Mortgage Underwriter: the person responsible for reviewing a loan application package, which is received through a loan officer or mortgage broker. This person will also look at the property appraisal and may request additional documents to validate employment and credit history. The mortgage underwriter is the person who ultimately decides if the loan will be approved or declined. Typically, loans are approved within one working week. It is not necessary to have a college degree to become a loan underwriter. A working knowledge of mortgage lending, credit risk and decision-making are extremely important. Those in the underwriting field can expect to be continually updating their knowledge and skills through continuing education, often paid for by the employer.

Mortgage Processor: the person has to ensure the timely and accurate packaging of all loans originated by loan officers. Responsibilities include: Gather information and take each file from pre-approval to closing. Input proper loan information into the system for processing. Responsible for ensuring that all loan documentation is complete accurate verified and complies with company policy. Verify loan documents including income credit appraisal and title insurance ultimately preparing application for submittal to underwriting. Review file documentation and make sure all items needed are requested. Order and coordinate loan documents. Meet crucial deadlines requested. Perform any additional duties/activities assigned

 

Mortgage Loan Officer/Sales: the person acts as the liaison between lending institutions and borrowers. They solicit loans, represent creditors to borrowers, and represent borrowers to creditors. Loan officers review credit reports and income documents, explain loan program options to borrowers and often make suggestions as to what the best loan might be for a borrower. In the United States, loan officers that originate residential loans must obtain NMLS credentials.

Mortgage Closer: A mortgage loan closer completes all the closing paperwork on behalf of the lender to send to the title insurance company or the real estate attorney to complete the closing, ensures that the mortgage as a whole meets all the mortgage compliance regulations, and funds the loan and completes the file for sale to a third party entity. In addition to creating the closing paperwork, the closer also ensures that all required documentation is in the mortgage file.

Mortgage Broker: A mortgage broker will connect borrowers with the right lenders by assessing the needs of the borrower and matching those needs with the lender that has the most advantageous loan program. The broker performs a credit check on the borrower before matching them with the right program and orders an appraisal of the property value. They may also need to negotiate special deals with the borrower and lender in order to close a loan.

Mortgage Post-Closer/Funder: this person is responsible for continuously coordinating the warehousing and shipping of consumer residential mortgage loans in compliance with the Investor lending policies and procedures. In doing so, the post-closer ensures all files are recordable and salable by checking documents for appropriate signatures/notarizations and ensuring documents are compliant with state, lender and investor requirements.  Additional responsibilities include contacting customers to confirm receipt of package and obtaining any corrections/additions needed to complete the mortgage loan package.

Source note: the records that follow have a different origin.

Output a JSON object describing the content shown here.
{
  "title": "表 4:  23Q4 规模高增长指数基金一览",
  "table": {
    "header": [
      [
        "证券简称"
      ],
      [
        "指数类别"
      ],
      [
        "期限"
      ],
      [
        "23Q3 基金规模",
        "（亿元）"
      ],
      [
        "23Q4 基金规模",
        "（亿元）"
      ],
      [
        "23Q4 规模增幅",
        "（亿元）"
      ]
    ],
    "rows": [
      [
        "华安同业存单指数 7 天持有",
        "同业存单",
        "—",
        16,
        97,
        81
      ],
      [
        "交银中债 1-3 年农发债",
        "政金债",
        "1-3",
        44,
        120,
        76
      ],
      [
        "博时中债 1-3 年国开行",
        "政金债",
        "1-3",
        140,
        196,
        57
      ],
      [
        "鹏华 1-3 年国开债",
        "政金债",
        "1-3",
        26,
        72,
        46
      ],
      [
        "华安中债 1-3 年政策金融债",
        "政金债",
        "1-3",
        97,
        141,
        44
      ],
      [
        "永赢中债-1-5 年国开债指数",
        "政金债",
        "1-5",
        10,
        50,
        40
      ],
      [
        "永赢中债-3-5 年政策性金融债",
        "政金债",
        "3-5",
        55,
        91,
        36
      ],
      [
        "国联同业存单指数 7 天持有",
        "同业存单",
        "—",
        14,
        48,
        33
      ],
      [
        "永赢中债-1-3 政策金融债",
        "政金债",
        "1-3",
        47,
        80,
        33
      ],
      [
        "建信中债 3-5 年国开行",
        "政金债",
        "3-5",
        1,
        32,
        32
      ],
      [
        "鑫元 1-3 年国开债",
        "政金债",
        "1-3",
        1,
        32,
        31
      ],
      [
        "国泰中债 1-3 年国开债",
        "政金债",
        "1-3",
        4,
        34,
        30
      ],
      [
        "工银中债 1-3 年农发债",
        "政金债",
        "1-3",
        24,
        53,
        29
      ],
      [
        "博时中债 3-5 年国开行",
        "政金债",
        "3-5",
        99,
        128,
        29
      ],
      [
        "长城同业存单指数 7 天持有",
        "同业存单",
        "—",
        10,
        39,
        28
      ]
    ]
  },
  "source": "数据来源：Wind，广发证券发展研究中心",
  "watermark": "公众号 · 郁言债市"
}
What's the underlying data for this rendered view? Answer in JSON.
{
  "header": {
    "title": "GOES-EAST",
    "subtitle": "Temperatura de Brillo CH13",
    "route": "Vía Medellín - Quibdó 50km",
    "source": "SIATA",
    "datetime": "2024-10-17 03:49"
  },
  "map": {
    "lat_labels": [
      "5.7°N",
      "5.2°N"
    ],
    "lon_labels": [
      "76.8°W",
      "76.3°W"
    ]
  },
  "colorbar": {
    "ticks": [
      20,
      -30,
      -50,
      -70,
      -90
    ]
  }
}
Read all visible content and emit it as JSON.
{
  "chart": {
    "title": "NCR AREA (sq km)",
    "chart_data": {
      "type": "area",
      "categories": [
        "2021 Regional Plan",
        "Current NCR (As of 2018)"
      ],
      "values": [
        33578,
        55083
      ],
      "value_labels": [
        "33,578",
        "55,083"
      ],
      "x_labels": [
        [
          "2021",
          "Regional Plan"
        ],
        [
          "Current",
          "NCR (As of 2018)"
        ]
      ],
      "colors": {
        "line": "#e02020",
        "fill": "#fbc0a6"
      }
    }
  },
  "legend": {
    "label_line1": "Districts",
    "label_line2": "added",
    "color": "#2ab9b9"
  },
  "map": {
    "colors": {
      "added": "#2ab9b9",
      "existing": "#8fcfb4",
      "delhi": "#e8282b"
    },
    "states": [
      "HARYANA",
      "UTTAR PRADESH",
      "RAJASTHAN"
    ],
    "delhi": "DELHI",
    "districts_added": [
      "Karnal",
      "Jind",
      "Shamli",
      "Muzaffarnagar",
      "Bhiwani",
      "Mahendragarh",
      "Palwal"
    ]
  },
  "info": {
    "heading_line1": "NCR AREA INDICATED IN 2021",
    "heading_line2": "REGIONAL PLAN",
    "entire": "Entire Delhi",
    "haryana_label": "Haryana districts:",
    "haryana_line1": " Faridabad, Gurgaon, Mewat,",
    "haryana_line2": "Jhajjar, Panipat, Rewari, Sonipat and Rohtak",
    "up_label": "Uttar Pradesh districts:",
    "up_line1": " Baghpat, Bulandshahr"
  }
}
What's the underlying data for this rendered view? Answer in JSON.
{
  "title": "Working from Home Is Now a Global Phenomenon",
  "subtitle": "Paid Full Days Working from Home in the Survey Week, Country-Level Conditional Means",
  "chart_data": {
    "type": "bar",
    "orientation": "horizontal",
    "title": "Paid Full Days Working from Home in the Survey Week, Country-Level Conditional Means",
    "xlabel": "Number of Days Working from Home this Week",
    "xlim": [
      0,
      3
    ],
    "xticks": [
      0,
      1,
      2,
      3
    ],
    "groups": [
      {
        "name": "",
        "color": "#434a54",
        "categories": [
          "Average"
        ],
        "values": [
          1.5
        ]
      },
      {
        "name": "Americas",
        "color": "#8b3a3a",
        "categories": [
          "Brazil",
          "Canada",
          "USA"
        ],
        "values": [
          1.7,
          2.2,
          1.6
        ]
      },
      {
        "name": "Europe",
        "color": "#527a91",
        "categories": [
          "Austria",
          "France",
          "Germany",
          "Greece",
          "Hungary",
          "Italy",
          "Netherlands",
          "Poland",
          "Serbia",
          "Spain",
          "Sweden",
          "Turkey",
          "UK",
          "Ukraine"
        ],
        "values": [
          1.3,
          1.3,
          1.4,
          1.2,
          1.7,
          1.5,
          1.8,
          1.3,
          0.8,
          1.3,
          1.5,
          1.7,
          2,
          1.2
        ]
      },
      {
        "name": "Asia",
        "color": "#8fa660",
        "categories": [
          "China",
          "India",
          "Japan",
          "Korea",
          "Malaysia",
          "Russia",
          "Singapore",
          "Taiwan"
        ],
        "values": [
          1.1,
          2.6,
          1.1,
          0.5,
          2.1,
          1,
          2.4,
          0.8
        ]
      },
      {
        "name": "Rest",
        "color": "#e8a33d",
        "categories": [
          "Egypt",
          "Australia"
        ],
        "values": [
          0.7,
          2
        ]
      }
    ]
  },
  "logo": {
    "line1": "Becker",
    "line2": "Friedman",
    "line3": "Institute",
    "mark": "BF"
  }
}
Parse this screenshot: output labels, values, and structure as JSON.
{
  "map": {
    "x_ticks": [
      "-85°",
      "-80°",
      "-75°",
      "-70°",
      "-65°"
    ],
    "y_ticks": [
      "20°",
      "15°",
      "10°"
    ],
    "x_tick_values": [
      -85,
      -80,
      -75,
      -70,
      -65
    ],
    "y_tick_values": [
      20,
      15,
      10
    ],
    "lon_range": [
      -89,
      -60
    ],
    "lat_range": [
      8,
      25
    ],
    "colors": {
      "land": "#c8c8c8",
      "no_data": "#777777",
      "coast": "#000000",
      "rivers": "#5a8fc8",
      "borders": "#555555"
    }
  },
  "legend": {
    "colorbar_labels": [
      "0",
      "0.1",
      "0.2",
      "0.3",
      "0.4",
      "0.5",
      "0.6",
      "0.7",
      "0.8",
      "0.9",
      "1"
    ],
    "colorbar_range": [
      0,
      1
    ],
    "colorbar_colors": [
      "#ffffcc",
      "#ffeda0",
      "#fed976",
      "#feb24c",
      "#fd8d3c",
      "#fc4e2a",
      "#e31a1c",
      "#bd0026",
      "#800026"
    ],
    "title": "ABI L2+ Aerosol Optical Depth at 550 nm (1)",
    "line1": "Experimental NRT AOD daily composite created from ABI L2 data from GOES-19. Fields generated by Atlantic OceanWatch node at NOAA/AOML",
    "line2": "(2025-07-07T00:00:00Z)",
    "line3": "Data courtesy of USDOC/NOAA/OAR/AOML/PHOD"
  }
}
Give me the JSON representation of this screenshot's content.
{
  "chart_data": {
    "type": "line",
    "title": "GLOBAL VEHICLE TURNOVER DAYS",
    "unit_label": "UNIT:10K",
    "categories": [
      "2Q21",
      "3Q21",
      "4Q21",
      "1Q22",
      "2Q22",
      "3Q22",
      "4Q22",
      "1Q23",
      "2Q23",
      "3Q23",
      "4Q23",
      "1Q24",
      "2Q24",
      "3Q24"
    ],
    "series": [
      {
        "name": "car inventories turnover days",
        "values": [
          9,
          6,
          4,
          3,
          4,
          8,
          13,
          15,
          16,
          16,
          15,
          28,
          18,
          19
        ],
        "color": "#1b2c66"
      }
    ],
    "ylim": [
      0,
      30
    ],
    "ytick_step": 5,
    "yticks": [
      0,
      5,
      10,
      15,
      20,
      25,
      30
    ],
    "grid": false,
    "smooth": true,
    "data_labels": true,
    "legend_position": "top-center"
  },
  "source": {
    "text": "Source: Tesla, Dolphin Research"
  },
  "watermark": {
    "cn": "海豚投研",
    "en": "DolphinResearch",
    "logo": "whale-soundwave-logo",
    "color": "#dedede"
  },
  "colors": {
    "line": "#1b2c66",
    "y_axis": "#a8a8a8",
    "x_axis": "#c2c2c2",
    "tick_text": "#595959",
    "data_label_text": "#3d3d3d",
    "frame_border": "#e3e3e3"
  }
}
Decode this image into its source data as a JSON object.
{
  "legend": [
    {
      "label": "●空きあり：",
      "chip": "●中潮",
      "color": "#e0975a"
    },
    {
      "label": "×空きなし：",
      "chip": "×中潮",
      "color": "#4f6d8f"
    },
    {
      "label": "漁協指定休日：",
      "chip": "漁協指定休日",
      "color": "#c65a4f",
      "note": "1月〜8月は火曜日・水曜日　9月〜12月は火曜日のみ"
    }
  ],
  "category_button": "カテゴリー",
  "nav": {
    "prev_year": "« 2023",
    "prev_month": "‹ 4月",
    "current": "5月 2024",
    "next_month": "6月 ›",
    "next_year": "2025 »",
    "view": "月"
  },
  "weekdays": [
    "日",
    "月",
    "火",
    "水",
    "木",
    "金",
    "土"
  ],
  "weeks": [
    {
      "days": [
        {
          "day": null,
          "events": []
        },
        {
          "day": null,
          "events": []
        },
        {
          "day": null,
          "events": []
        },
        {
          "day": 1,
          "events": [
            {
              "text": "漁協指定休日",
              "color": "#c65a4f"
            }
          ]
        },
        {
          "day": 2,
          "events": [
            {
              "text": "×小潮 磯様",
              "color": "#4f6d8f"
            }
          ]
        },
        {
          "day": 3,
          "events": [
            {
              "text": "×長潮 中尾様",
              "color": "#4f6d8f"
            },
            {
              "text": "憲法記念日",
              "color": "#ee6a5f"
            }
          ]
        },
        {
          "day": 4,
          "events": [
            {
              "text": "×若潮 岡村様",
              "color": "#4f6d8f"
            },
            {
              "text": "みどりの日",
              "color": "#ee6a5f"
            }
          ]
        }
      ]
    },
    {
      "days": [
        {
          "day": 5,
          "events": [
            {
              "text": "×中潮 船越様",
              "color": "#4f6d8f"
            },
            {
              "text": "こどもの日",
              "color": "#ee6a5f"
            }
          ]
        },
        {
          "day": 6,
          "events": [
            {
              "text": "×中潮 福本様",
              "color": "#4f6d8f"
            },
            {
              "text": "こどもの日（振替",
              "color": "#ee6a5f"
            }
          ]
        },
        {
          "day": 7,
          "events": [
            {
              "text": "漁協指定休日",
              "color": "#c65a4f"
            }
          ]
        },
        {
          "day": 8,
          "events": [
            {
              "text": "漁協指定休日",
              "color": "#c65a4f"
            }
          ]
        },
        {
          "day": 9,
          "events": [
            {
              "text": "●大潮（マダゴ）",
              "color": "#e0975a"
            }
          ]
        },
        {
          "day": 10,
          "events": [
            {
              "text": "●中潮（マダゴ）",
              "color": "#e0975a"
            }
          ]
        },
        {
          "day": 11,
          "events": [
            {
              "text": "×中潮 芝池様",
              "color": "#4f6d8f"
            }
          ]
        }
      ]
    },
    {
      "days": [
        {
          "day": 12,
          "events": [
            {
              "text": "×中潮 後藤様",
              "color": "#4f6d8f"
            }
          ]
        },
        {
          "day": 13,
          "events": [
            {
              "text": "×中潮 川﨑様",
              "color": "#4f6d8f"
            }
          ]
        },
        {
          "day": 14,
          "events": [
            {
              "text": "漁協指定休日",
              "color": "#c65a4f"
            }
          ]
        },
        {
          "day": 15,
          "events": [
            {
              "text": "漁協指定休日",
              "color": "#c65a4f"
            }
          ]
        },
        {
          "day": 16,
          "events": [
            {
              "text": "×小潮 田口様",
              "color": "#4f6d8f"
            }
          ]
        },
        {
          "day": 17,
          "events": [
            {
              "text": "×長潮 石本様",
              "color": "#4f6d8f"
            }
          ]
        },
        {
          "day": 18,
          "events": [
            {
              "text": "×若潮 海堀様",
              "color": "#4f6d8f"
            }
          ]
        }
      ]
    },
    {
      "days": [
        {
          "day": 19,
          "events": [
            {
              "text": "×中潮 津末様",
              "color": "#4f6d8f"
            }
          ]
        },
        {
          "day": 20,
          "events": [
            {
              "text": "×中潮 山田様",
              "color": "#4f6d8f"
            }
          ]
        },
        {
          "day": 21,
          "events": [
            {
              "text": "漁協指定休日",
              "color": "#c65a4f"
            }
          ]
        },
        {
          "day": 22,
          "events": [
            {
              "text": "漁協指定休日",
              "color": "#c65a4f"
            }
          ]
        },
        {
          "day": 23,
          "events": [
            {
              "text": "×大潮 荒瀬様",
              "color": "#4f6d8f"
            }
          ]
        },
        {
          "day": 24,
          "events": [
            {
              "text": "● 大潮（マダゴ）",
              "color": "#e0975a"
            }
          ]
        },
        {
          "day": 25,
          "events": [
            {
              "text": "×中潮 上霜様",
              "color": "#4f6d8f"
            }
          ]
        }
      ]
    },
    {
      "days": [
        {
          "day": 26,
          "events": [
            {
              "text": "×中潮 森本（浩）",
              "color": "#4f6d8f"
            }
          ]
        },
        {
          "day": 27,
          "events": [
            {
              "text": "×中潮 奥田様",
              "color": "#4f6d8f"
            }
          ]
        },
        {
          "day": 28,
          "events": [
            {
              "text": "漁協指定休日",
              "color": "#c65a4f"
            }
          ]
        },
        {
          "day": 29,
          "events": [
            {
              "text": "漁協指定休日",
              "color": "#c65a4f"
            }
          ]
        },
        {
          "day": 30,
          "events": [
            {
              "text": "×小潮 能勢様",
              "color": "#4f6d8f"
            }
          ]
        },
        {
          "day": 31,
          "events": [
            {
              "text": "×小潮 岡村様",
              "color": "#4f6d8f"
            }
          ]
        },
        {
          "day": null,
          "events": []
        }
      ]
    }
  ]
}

Mortgage Servicing and Default Mortgage Servicing: Service representatives are also in high demand. These are the individuals who collect and process monthly payments, field customer questions, and pass payments along to loan underwriters. They also handle escrow accounts, ensuring that taxes and insurance are paid when due. These workers may also pitch related financial products to consumers, such as equity lines of credit. This is an excellent part of the mortgage industry for getting your foot in the door and gaining valuable mortgage experience. You can use this experience to move up to mortgage brokering or into more advanced careers in loan servicing such as hedging strategies and quality control. Default servicing are the loans the lender/servicing company has that are currently in default (meaning the borrower is behind on their mortgage payments). Default servicing includes reviewing borrowers for modifications, repayment plans, short sales, foreclosures and other options.